Die Männer vorne sprachen miteinander.
„Das Video geht viral, du Idiot“ sagte einer. „Du weißt doch: Wenn gefilmt wird, dann halten wir uns zurück! Was hast du dir nur dabei gedacht, Mann.“
„Ach jetzt übertreib nicht, was soll mir denn passieren. Eine Krähe kratzt der anderen… Du weißt schon. In zwei Wochen haben das alle wieder vergessen, und vom Chef krieg ich eher ne Belobigung… Aber wir müssen eine Lösung für die Töle finden. Ein Hund, der mir nicht gehorcht – das lass ich mir nicht bieten! Der muss weg. Und zwar auf Nimmerwiederfinden. Dann haben diese linksgrün-versifften Asozialen auch keine Beweise für irgendwas.“
„Einschläfern? Rex?“ Jetzt schluckte sogar der andere Polizist. Doch er sprach nicht weiter.

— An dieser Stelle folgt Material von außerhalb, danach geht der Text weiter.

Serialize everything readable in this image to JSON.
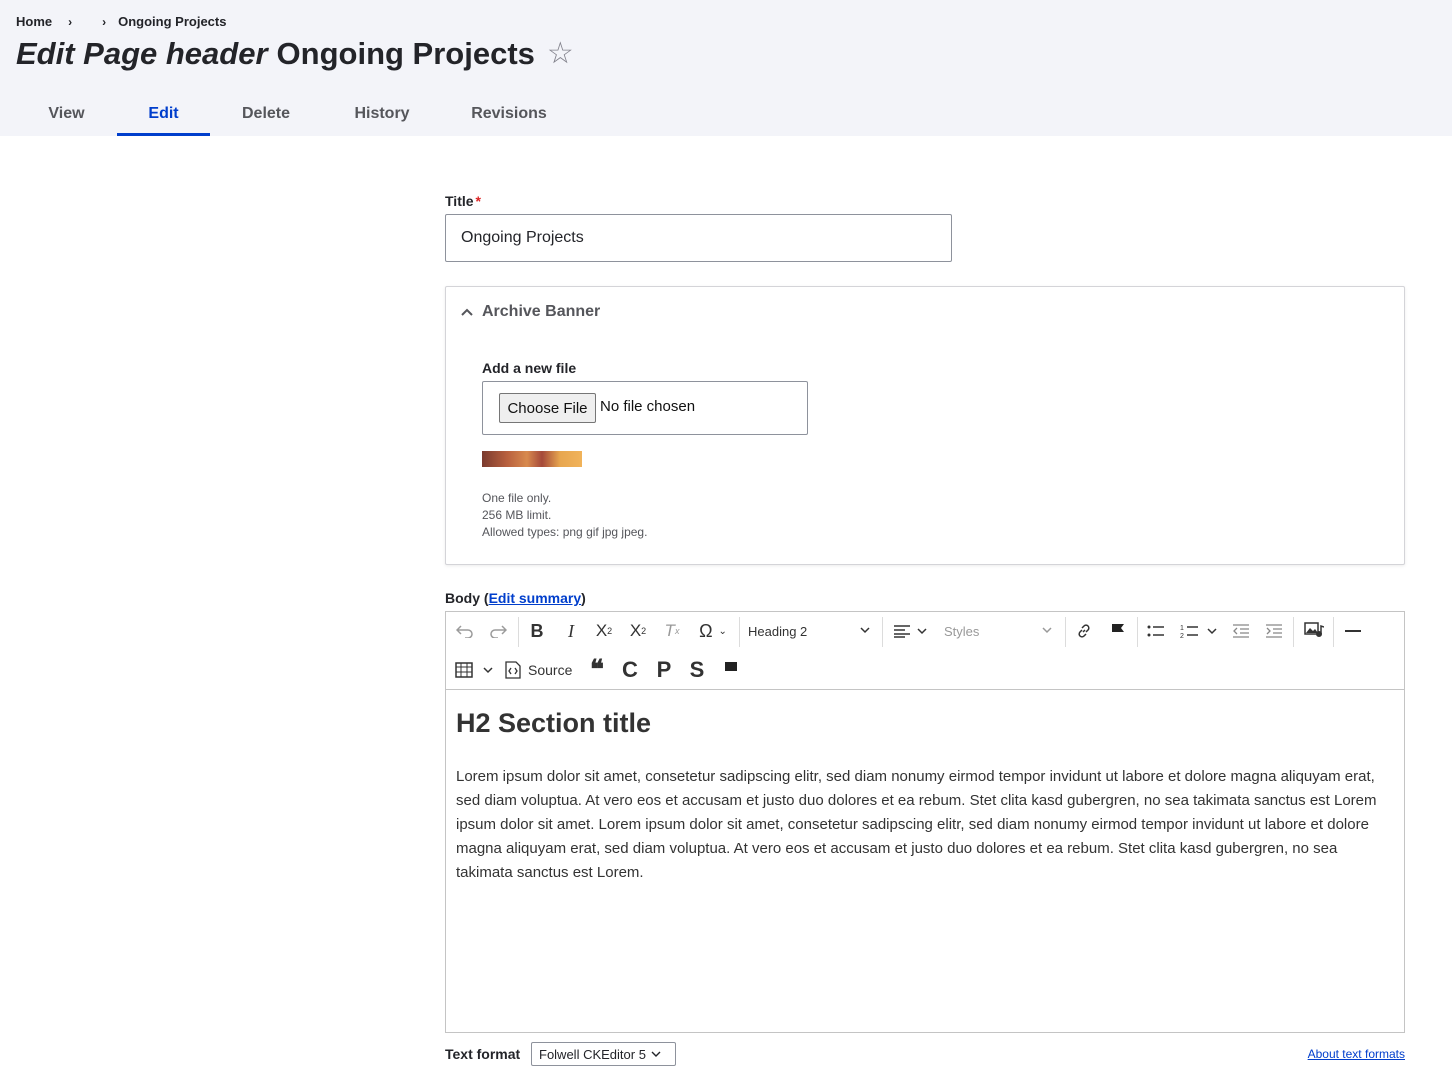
{
  "breadcrumb": {
    "home": "Home",
    "sep1": "›",
    "sep2": "›",
    "current": "Ongoing Projects"
  },
  "page": {
    "title_italic": "Edit Page header",
    "title_rest": "Ongoing Projects",
    "star": "☆"
  },
  "tabs": [
    {
      "label": "View",
      "active": false
    },
    {
      "label": "Edit",
      "active": true
    },
    {
      "label": "Delete",
      "active": false
    },
    {
      "label": "History",
      "active": false
    },
    {
      "label": "Revisions",
      "active": false
    }
  ],
  "form": {
    "title_label": "Title",
    "required_mark": "*",
    "title_value": "Ongoing Projects",
    "archive_banner": {
      "summary": "Archive Banner",
      "add_file_label": "Add a new file",
      "choose_button": "Choose File",
      "no_file": "No file chosen",
      "help": [
        "One file only.",
        "256 MB limit.",
        "Allowed types: png gif jpg jpeg."
      ]
    },
    "body": {
      "label": "Body",
      "open_paren": "(",
      "edit_summary": "Edit summary",
      "close_paren": ")",
      "toolbar": {
        "heading_dropdown": "Heading 2",
        "styles_dropdown": "Styles",
        "source_button": "Source",
        "button_c": "C",
        "button_p": "P",
        "button_s": "S"
      },
      "content": {
        "heading": "H2 Section title",
        "paragraph": "Lorem ipsum dolor sit amet, consetetur sadipscing elitr, sed diam nonumy eirmod tempor invidunt ut labore et dolore magna aliquyam erat, sed diam voluptua. At vero eos et accusam et justo duo dolores et ea rebum. Stet clita kasd gubergren, no sea takimata sanctus est Lorem ipsum dolor sit amet. Lorem ipsum dolor sit amet, consetetur sadipscing elitr, sed diam nonumy eirmod tempor invidunt ut labore et dolore magna aliquyam erat, sed diam voluptua. At vero eos et accusam et justo duo dolores et ea rebum. Stet clita kasd gubergren, no sea takimata sanctus est Lorem."
      }
    },
    "text_format": {
      "label": "Text format",
      "value": "Folwell CKEditor 5",
      "about_link": "About text formats"
    }
  },
  "colors": {
    "accent": "#003ecc",
    "header_bg": "#f3f4f9",
    "required": "#dc2323"
  }
}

Rex verstand die Worte nicht, aber er verstand den Ton. Er drückte sich in die Ecke des Transporters, seine Ohren zuckten bei jedem Geräusch. Der Schmerz in seinem Hals war fast verschwunden, das Pochen der Hüfte konnte er vielleicht aushalten, doch nun kroch die Angst erneut durch seinen Körper. Die Dunkelheit um ihn herum schien immer schwärzer zu werden. Dann aber dachte er an den Geruch des Demonstranten, an die Ruhe, die von ihm und den Menschen um ihn herum ausging, an die Wärme, die ihm kurz Hoffnung gegeben hatte. Diese Erinnerung trug er im Herzen, bis zu dem Moment, als es nur noch Dunkelheit gab.